Riprendo la questione lasciata in sospeso nel mio ultimo intervento: è possibile trasformare l’imprevedibilità della vita in una risorsa? È possibile riuscire a viverla anche come una forma di apertura e non solo come un limite, purtroppo inevitabile, della nostra esperienza del mondo?
Per incamminarci verso questa possibilità, avevo concluso citando Edgar Morin e la sua descrizione dell’imprevedibile come qualcosa di inatteso. L’idea di inatteso mi sembra interessante perché ci invita ad assumere un altro sguardo verso il futuro, a riconoscere altre atmosfere e altri orizzonti in cui sperimentare il nostro vivere e convivere. Può indicare anche qualcos’altro rispetto a ciò che chiamiamo imprevisto, perché non abbiamo saputo correttamente prevederlo.
L’inatteso è certamente un evento indesiderato e spiacevole quando smentisce le nostre previsioni, ma la parola inatteso può pure significare qualcosa che sta fuori dalla logica della previsione: un accadere che semplicemente ci sorprende nel suo presentarsi ai nostri occhi. Un evento inatteso può esporci alla vita per quello che è, o che può essere. Può esporci a una forma originaria di attesa: a quell’attendere l’inatteso che Morin considera fondamentale per imparare a vivere. Un’esperienza libera, liberata dai codici di riferimento della razionalità che sempre misura e calcola, a cui rischiamo di consegnare tutto il senso del vivere.
Certamente la capacità di prevedere è un valore inestimabile della conoscenza, oltre che un bisogno fondamentale della vita psichica. Per questo motivo, sperimentare l’imprevedibilità può essere percepito come un limite. Ma il bisogno di prevedere tutto provoca anche conseguenze non sempre positive, come il desiderio esasperato di controllo razionale di cose, fatti, situazioni. Il controllo diventa allora desiderio di possesso, di dominio della realtà, con effetti ben visibili nel cosiddetto progresso tecnologico. Questa logica del controllo alimenta anche il bisogno di sicurezza. Ecco che allora assicuriamo tutto, e ben venga ogni forma di assicurazione che mi protegga se qualcosa non va secondo le mie aspettative: ancora una volta, è la logica calcolatrice che garantisce il risarcimento dei danni, ovvero degli imprevisti.

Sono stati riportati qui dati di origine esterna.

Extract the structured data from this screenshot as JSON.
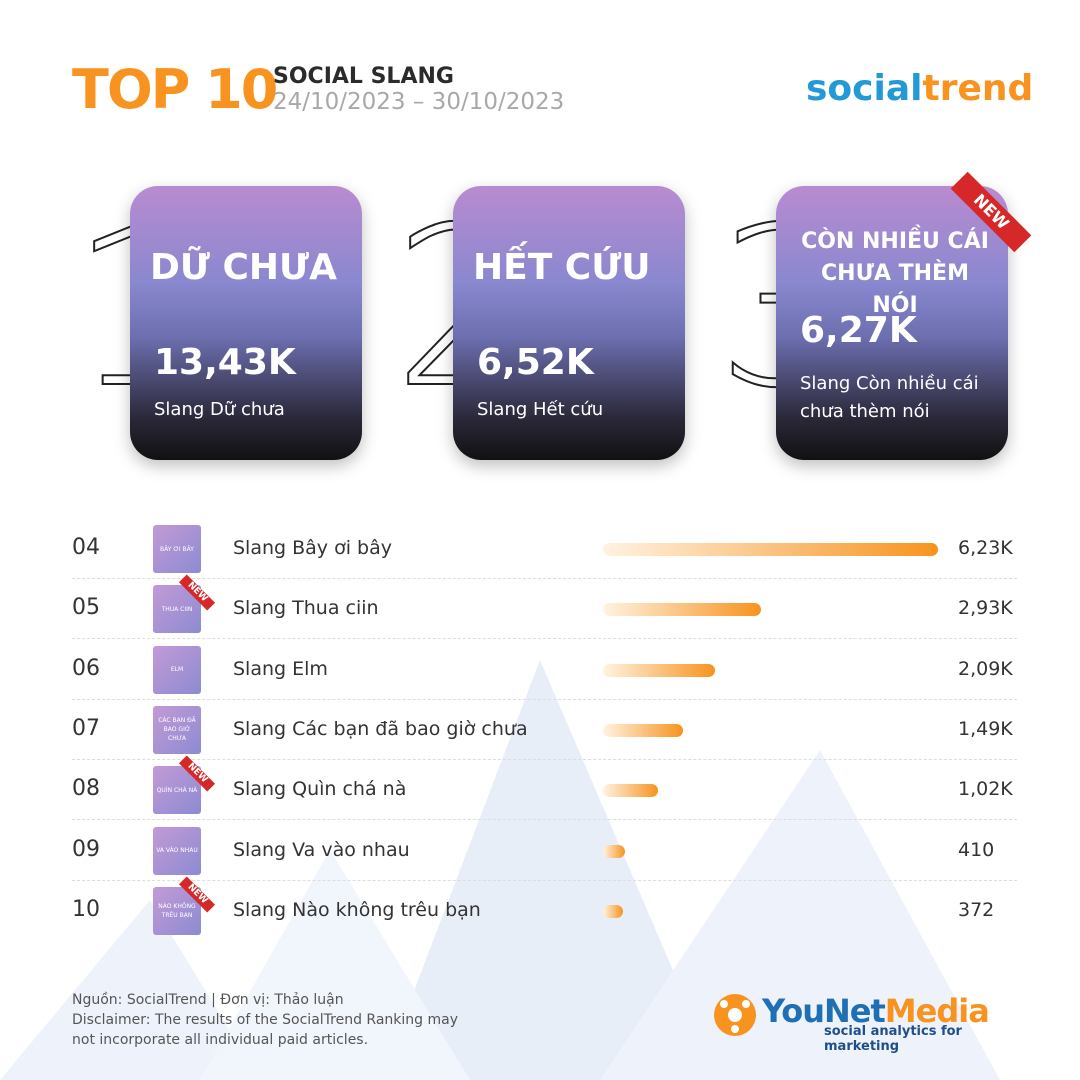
{
  "header": {
    "title": "TOP 10",
    "subtitle": "SOCIAL SLANG",
    "period": "24/10/2023 – 30/10/2023",
    "brand_part1": "social",
    "brand_part2": "trend"
  },
  "top3": [
    {
      "rank": "1",
      "name": "DỮ CHƯA",
      "value": "13,43K",
      "caption": "Slang Dữ chưa"
    },
    {
      "rank": "2",
      "name": "HẾT CỨU",
      "value": "6,52K",
      "caption": "Slang Hết cứu"
    },
    {
      "rank": "3",
      "name": "CÒN NHIỀU CÁI CHƯA THÈM NÓI",
      "value": "6,27K",
      "caption": "Slang Còn nhiều cái chưa thèm nói",
      "badge": "NEW"
    }
  ],
  "ranking": [
    {
      "rank": "04",
      "thumb": "BÂY ƠI BÂY",
      "label": "Slang Bây ơi bây",
      "value": 6230,
      "value_label": "6,23K"
    },
    {
      "rank": "05",
      "thumb": "THUA CIIN",
      "label": "Slang Thua ciin",
      "value": 2930,
      "value_label": "2,93K",
      "badge": "NEW"
    },
    {
      "rank": "06",
      "thumb": "ELM",
      "label": "Slang Elm",
      "value": 2090,
      "value_label": "2,09K"
    },
    {
      "rank": "07",
      "thumb": "CÁC BẠN ĐÃ BAO GIỜ CHƯA",
      "label": "Slang Các bạn đã bao giờ chưa",
      "value": 1490,
      "value_label": "1,49K"
    },
    {
      "rank": "08",
      "thumb": "QUÌN CHÁ NÀ",
      "label": "Slang Quìn chá nà",
      "value": 1020,
      "value_label": "1,02K",
      "badge": "NEW"
    },
    {
      "rank": "09",
      "thumb": "VA VÀO NHAU",
      "label": "Slang Va vào nhau",
      "value": 410,
      "value_label": "410"
    },
    {
      "rank": "10",
      "thumb": "NÀO KHÔNG TRÊU BẠN",
      "label": "Slang Nào không trêu bạn",
      "value": 372,
      "value_label": "372",
      "badge": "NEW"
    }
  ],
  "footer": {
    "source": "Nguồn: SocialTrend |  Đơn vị: Thảo luận",
    "disclaimer": "Disclaimer: The results of the SocialTrend Ranking may not incorporate all individual paid articles.",
    "logo_part1": "YouNet",
    "logo_part2": "Media",
    "tagline": "social analytics for marketing"
  }
}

Ma è proprio tutta rinchiusa qui la nostra esperienza della vita? È tutta rinchiusa nel bisogno di misurarla, prevederla e controllarla? Il filosofo Serge Latouche parla di un mondo ridotto a mercato: magari esagera un po’, ma in questa visione c’è, purtroppo, un fondo di verità. Eppure, fuori dalle «gabbie» di questa razionalità calcolatrice, ci deve essere un altro mondo per noi, altre possibili esperienze che ci invitino ad andare oltre questi schemi interpretativi per riconoscere, della vita, anche altre voci, anche un altro respiro. Il respiro di queste voci sembra custodito proprio in quell’inatteso che ci espone alla vita e al suo darsi originario e generativo.
Come riconoscerlo, come accoglierlo? Una risposta possibile ci viene dalla poesia, perché la poesia è un’esperienza originaria della vita. Può appartenere a ciascuno di noi quando riusciamo ad accogliere la realtà che ci viene incontro mettendoci in ascolto del suo nascere e del suo sbocciare e a sentirne la presenza in un’esperienza contemplativa. Questa accoglienza contemplativa della realtà è una straordinaria risorsa per non restare prigionieri del suo volto misurato, calcolato, usato e scambiato: succede quando riusciamo ad abitare anche poeticamente la vita. In un suo delizioso libriccino, Christian Bobin osserva: «abbiamo reso il mondo estraneo a noi stessi, e forse ciò che chiamiamo poesia è solo riabitare questo mondo e addomesticarlo di nuovo». Abitare poeticamente la vita è rinascita a sé stessi, e l’esperienza contemplativa che la alimenta non è altro che un modo di prendersi cura della vita: «è un demolire tutto ciò che in noi assomiglia ad un’avidità». Contemplare è guardare e «commuoversi per l’assenza di differenza tra ciò che vediamo e ciò che siamo». I contemplativi possono essere i poeti conosciuti come tali, scrive, ma anche un imbianchino che fischietta come un merlo in una stanza vuota. O una madre che rimbocca il lenzuolo del suo bambino, ed è come se si prendesse cura di tutto il cielo stellato.
La poesia della vita è un dono straordinario per ciascuno di noi, un dono che risuona anche nella voce dei poeti. Qui è Alda Merini a suggerirci il viaggio verso l’inatteso.
Amate i poeti / essi hanno vangato per voi la terra (…) pensate che potete camminare su di noi / come su dei grandi tappeti / e volare oltre questa triste realtà / quotidiana.